こうやってカメラを並べておいて、「じゃ、行ってきてください。電池切れたら帰ってきてくださいね」と言うだけで、こういう作品が1本できる。それこそ、びしょびしょになっていてもいい。自転車で走って落としてもいい。「なくさなければ何をしてもいいので」という感じでお客さんに渡している。
我々はこれでお金をもらっているわけではない。機材を借りたり、うちから用意して持っていったりしたもので、撮って皆さんに楽しんでもらうということをワークショップという形で体験型でやったが、それを後でコンテンツとして残すと、このイベントはこういう感じだったというのを、撮影クルーを入れて撮らなくても、お客さんが撮ってきてくれたものをまとめれば、次の年はこれをプロモーションビデオとして使えるということで、新しい展開ができていく。さっきのトロンボーンのほうがこの映像よりおもしろいと思ったが、体験型としてはおもしろい映像だと思う。
誰でも撮れるからこそ、コンシューマとプロの垣根がなくなっている。GoProを持っている方がこの場にいる20人くらいの中にもいるし、ハリウッドでも同じものを使っている。できるものはもちろん違ってくるが、できることは同じはずである。それなら撮るか、撮らないかという話だけだと思う。
まず仕事がどうこうというよりも、撮ってみるということ。最初に言ったように、私は別に映像は興味がなかったが、今は撮るのがおもしろいと思っている。鹿野氏とか染瀬氏のようにお金をもらう仕事は、私は販売員だからしたことがないが、それ以外にこういうふうな作品を頼まれたり、イベントで作ってきている。それはいつも、仕事でもプライベートでも、楽しいと思ってやっている。
そういったとっかかりから入っていただければ、仕事に徐々につながっていくのではないか。何でもそうだと思うが、仕事仕事でいくと、多分きついと思う。今持っているカメラで、GoProなりiPhone、Androidでもいいが、この前関西テレビで、関西ローカルで、iPhoneだけでテレビドラマを撮るという企画があった。実際、地上波に乗せて放送して好評だったということである。機材はiPhone周辺の機材があったので、うちから貸し出しをしたりしたが、何でも撮れる。

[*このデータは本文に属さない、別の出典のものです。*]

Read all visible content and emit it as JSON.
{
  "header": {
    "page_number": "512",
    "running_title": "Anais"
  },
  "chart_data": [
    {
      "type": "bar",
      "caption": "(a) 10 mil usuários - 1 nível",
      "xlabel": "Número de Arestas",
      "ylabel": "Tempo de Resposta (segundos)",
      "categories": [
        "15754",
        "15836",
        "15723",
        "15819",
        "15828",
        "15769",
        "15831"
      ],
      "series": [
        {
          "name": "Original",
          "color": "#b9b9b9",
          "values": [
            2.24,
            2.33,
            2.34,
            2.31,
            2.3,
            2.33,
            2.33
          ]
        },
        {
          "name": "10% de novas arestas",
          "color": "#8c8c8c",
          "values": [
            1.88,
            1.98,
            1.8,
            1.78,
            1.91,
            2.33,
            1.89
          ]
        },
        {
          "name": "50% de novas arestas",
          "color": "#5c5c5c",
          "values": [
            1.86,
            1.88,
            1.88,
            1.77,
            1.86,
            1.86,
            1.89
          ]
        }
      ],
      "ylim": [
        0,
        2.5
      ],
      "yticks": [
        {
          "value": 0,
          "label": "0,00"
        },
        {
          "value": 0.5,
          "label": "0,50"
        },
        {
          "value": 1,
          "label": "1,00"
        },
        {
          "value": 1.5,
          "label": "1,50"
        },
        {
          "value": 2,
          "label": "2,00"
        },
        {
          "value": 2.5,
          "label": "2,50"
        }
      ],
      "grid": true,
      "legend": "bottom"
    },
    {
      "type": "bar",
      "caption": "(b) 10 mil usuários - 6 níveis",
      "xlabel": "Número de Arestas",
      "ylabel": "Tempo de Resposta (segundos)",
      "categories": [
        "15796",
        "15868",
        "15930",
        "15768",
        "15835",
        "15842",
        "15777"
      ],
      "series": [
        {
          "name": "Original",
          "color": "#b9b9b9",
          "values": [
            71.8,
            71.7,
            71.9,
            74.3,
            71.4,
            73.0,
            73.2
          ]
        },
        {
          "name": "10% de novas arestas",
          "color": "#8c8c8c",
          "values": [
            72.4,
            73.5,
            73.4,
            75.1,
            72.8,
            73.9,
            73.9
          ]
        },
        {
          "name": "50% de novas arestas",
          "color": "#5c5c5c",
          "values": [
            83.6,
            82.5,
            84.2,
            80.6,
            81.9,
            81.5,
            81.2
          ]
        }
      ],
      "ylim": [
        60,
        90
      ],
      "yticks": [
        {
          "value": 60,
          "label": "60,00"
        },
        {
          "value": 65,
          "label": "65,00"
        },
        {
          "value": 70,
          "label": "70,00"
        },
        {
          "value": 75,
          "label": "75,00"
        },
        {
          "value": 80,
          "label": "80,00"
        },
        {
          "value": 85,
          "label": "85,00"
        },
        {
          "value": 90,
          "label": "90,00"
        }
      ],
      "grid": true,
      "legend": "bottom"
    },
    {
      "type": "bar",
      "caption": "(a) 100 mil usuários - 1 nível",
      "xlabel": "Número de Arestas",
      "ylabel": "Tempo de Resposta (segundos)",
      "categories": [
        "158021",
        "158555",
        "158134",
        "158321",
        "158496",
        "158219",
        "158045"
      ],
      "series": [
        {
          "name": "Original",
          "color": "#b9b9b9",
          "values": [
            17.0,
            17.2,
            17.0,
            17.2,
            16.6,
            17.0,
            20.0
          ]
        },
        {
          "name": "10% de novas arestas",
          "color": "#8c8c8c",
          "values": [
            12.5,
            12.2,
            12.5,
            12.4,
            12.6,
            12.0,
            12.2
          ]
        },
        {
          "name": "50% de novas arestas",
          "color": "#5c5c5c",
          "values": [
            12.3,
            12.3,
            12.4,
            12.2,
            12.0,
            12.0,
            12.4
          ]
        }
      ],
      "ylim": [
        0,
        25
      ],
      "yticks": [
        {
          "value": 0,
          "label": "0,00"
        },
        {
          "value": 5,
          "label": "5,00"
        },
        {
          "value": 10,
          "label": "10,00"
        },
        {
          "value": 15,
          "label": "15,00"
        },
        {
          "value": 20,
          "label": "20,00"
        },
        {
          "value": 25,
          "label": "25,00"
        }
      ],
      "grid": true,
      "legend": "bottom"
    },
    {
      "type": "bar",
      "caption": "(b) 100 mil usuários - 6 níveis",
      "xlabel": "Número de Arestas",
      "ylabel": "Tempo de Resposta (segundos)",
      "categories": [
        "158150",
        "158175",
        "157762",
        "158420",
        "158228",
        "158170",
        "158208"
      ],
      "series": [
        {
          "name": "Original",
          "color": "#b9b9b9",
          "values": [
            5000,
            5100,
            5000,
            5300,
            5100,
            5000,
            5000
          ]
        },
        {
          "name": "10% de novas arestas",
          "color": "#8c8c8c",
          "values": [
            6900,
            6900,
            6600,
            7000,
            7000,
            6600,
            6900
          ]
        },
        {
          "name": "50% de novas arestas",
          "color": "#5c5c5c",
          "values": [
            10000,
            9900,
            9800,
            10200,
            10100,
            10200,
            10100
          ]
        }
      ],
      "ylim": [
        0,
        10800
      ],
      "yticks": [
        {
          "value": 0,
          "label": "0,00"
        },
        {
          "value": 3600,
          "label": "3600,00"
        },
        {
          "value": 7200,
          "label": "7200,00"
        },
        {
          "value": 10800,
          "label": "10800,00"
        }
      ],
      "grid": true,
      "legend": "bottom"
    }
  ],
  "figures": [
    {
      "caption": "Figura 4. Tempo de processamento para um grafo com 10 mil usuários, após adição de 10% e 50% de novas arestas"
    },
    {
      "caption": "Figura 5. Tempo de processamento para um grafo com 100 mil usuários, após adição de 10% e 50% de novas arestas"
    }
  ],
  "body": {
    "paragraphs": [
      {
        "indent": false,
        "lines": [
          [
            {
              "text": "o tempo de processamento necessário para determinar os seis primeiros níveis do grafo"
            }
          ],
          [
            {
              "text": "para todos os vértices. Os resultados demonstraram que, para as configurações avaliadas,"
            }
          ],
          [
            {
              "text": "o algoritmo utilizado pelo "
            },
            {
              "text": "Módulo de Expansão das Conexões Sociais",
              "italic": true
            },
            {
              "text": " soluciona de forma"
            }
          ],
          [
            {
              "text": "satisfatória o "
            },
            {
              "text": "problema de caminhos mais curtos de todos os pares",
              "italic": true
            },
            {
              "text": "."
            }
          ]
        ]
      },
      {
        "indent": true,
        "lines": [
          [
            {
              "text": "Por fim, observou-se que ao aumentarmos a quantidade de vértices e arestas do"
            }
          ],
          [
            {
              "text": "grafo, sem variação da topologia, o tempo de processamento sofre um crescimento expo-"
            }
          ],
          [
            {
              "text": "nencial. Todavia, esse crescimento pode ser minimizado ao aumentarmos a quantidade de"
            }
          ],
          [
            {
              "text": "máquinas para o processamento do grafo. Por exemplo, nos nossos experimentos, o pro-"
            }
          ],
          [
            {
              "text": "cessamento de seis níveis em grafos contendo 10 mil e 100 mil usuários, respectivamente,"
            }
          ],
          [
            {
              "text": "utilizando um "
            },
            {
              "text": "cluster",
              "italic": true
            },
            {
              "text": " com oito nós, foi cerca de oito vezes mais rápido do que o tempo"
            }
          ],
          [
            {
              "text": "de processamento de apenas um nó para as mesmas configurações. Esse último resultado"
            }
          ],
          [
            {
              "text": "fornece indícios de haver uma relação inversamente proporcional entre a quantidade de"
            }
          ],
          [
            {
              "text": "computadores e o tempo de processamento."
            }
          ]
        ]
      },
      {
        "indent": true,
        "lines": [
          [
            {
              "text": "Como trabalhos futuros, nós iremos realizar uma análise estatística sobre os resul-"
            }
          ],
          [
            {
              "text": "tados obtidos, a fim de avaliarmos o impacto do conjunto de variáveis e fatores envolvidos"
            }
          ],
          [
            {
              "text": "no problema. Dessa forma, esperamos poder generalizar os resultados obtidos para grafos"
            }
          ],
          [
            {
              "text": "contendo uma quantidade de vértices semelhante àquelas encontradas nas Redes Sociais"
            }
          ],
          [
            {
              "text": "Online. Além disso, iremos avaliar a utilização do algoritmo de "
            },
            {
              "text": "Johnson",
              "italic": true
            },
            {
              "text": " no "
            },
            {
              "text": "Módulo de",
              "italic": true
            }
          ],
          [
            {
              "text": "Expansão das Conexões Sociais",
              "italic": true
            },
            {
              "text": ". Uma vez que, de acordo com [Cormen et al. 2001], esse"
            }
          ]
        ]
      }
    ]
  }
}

一眼レフでなければだめとか、もっと大きいカメラじゃなきゃだめだとかいうことではなく、何でも撮れるものをつないでみて、音がどうかというのはやっぱりやらないとわからないので、音を乗せてみてどうだとか、写真よりも露出等もかなり厳しいので、そういった現場での経験をいろいろ試して、実際には撮る側ではないとは思うが、そういったことでカメラマンと話をつなげたり、そういうことで仕事の幅が広がっていくのではないかと思っている。
(質疑応答時間)
司会:GoProは撮影の面では非常に身近になってきて、携帯の写メと同じようなところまでいくかどうかは別だが、動画というコンテンツに対してのアプローチが非常に身近なものになったと思う。
動画が簡単に撮れるというのはわかったが、先ほどのフラフープの動画など、非常にいろいろなアイディアがある。あれはただ偶然に撮れたのか、あるいは意識をもって、お金を取ろうと思って撮ったのか。カメラマンに静止画を撮ってもらうのと、普通の人が撮るのとの、動画の上での違いは何なのか。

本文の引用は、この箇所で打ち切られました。